そう考えると、今の政治家の言葉やメディアやSNSで行き交う言葉には「科学性が欠けている」と僕が思うのも不思議はないと思います。「日本の政治状況は5年前からあまり変わっていない」という気がするのは、この反知性主義的傾向が社会生活の全領域でまったく改善されていないからでしょう。
第二の仮説も同時に成立しそうです。つまり、5年前に僕と白井さんが熱く論じていたのは、多少時間が経ったくらいでは変わることのない日本社会に固有の「痼疾」についてだったということです。

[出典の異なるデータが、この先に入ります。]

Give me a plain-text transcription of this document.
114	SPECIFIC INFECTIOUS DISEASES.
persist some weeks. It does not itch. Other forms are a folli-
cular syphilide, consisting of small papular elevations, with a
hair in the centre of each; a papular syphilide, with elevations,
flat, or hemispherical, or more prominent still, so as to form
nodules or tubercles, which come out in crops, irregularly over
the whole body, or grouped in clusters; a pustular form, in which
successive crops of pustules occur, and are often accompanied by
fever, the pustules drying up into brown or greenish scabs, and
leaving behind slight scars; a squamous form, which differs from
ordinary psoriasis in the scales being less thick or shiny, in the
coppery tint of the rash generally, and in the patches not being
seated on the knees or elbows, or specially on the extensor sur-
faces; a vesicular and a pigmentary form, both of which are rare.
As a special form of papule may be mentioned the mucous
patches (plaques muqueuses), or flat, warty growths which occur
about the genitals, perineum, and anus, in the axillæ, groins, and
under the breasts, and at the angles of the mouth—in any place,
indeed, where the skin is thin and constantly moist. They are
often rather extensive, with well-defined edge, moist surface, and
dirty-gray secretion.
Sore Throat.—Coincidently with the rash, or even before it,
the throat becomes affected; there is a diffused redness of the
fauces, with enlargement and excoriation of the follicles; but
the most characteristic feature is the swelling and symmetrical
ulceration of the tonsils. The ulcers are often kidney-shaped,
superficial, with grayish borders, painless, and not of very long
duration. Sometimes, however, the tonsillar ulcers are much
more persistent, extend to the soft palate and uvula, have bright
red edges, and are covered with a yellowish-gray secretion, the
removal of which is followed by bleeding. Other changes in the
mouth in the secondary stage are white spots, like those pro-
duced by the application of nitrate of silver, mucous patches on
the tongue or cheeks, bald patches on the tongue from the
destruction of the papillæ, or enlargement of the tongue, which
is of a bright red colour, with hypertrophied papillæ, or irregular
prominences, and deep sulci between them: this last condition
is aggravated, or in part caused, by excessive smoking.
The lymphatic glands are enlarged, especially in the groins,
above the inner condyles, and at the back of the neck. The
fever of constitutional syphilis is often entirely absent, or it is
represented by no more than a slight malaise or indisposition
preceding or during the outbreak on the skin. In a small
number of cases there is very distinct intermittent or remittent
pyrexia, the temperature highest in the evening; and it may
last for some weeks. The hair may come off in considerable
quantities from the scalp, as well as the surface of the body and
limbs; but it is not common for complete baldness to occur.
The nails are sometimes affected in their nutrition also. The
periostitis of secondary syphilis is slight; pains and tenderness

たしかに、僕たちが個別の政治的事件について「こんなことが起きた」ということをただ羅列的に語っていただけなら、そういうものは5年後にはほとんどリーダビリティがなくなっていたでしょう。もし今でもまだこの本にリーダビリティがあるのだとすれば、それは僕たちが一つ一つの出来事についてではなく、そのような出来事を繰り返し生み出さずにはいない日本社会の構造を見出そうとしていたからではないかと思います。
もちろん、戦後日本全体について、そのような構造を掘り起こすのは一人や二人の人間が果たせる仕事ではありません。長期にわたる、集団的な学的営為によってはじめてなしうる事業です。そういう大勢の人たちとの共同作業の中で、僕たちの本が一つの「煉瓦」として、どこかの壁の穴を埋めたり、どこかの柱の補強材になったりして役に立つことができたのだとしたら、それだけでもたいへん光栄なことだと思います。
最後になりましたが、つねにその知的な熱さで僕をインスパイアしてくれた白井聡さんに感謝と敬意を表したいと思います。これからもどうぞ老骨をご指導ご鞭撻ください。また最初にこの企画を立ててくれた徳間書店の崔鎬吉さん、文庫化を進めてくれた長田匡司さんのご尽力にもこの場を借りて感謝いたします。どうもありがとうございました。